“What we can do is go a step further, from extracting the ore to processing it, putting it in saleable form, and then sending it to India or any other markets,” he said.
Mr Gandhi has urged the Albanese government to fund its green hydrogen project from its $2 billion hydrogen fund, and again called on the Commonwealth to slap a tax on carbon-intensive imports to protect the company’s Australian factories.
Australia isn’t planning on competing with the $US370 billion ($570 billion) Inflation Reduction Act, which doles out subsidies and tax cuts to companies that invest in clean energy. The government has instead set up discrete pools of funding.
Subsidising hydrogen
Mr Gandhi urged the federal government to inject the smaller amount of cash it has set aside into projects built by established players, like Orica’s partnership with Origin on the Hunter Valley Hydrogen Hub in Newcastle.
“Orica’s Kooragang Island manufacturing plant in Newcastle is the only ammonia plant operating on the east coast with deep-water port access. Ammonia, which does not emit CO2 when burned, is expected to become a future fuel, as it contains properties ideally suited to the hydrogen economy,” Mr Gandhi said.
Transforming hydrogen into ammonia makes it cheaper to transport overseas.

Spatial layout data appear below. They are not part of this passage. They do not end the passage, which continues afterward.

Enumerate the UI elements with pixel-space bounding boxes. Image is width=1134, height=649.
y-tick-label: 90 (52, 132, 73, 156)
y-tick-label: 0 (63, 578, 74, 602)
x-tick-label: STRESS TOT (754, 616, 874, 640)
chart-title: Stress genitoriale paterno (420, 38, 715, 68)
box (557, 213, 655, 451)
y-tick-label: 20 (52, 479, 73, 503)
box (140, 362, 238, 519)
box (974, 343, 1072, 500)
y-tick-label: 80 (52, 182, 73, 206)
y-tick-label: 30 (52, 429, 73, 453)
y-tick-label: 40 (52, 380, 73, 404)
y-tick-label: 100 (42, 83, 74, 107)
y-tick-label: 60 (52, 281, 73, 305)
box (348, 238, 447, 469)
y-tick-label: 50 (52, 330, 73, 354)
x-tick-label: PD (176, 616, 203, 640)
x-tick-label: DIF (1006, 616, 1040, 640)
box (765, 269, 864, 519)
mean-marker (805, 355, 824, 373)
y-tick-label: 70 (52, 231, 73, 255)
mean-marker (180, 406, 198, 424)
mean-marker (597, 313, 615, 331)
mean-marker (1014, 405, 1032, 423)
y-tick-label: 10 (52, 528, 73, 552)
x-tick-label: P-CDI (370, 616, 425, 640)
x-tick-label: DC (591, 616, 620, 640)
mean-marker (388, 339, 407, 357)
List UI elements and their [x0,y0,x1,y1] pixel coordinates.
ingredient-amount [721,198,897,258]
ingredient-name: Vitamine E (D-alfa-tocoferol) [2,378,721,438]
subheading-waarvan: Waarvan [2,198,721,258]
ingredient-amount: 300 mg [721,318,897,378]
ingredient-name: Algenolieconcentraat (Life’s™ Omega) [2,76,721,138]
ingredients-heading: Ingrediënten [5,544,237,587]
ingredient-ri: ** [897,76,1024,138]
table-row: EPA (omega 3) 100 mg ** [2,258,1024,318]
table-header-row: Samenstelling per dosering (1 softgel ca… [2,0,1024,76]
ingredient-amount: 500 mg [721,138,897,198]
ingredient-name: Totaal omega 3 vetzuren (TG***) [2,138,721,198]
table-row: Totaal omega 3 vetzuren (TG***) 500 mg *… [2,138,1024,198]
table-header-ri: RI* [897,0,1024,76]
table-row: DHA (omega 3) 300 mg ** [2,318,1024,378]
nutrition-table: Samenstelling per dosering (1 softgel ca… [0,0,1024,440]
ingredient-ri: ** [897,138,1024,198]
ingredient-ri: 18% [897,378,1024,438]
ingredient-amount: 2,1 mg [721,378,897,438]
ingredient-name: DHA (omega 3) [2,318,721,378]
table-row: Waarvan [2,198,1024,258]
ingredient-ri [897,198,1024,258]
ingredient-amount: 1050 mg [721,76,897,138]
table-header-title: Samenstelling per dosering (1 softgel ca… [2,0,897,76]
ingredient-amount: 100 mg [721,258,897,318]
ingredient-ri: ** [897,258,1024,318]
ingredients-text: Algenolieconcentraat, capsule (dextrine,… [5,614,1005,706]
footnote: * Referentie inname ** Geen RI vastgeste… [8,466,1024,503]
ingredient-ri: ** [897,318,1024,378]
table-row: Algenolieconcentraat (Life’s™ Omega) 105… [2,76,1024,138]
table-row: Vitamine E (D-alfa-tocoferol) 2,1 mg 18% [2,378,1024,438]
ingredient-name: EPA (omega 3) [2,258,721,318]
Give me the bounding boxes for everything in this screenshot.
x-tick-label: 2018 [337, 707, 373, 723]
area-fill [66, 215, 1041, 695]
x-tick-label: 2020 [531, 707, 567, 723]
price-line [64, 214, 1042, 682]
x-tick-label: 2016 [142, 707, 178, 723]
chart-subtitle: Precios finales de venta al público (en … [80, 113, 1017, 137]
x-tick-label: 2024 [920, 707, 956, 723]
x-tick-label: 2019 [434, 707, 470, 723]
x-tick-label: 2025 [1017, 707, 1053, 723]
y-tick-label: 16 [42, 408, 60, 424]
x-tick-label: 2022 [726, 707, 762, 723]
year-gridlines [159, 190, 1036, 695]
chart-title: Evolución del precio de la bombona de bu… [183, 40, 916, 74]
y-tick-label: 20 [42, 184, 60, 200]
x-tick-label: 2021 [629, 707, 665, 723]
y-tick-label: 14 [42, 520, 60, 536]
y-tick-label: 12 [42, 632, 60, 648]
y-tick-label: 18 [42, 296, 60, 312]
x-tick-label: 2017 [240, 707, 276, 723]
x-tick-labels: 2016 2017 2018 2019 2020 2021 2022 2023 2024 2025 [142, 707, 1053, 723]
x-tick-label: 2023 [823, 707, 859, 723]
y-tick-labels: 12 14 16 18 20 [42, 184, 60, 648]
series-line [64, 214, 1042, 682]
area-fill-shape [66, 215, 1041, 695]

“We would like to see the government invest and subsidise hydrogen production in credible projects rather than playing the whole field.
This will give Australia the best chance to establish a robust domestic renewable hydrogen industry with export and global scale,” Mr Gandhi said, adding that the government should apply tariffs on carbon-heavy imports to Australia, akin to the European Union’s carbon border adjustment mechanism, to protect Orica’s factories in Australia.
Australian-based multinational corporation Orica is one of the world’s largest providers of commercial explosives and blasting systems to the mining, quarrying, oil and gas industries.
Mr Gandhi said it was only fair that manufacturers abroad that export carbon-intensive goods to Australia, but are not required to invest in technology to cut their emissions, cop a fee to access the Australian market.
Orica has a large carbon footprint via its nitric acid plants in Newcastle and Gladstone, which are used to produce ammonium nitrate for explosives in the mining industry.
The Melbourne-based company has embarked on one of the nation’s biggest industrial decarbonisation projects to cut emissions under the federal government’s compulsory safeguard mechanism, which covers more than 200 facilities across the country.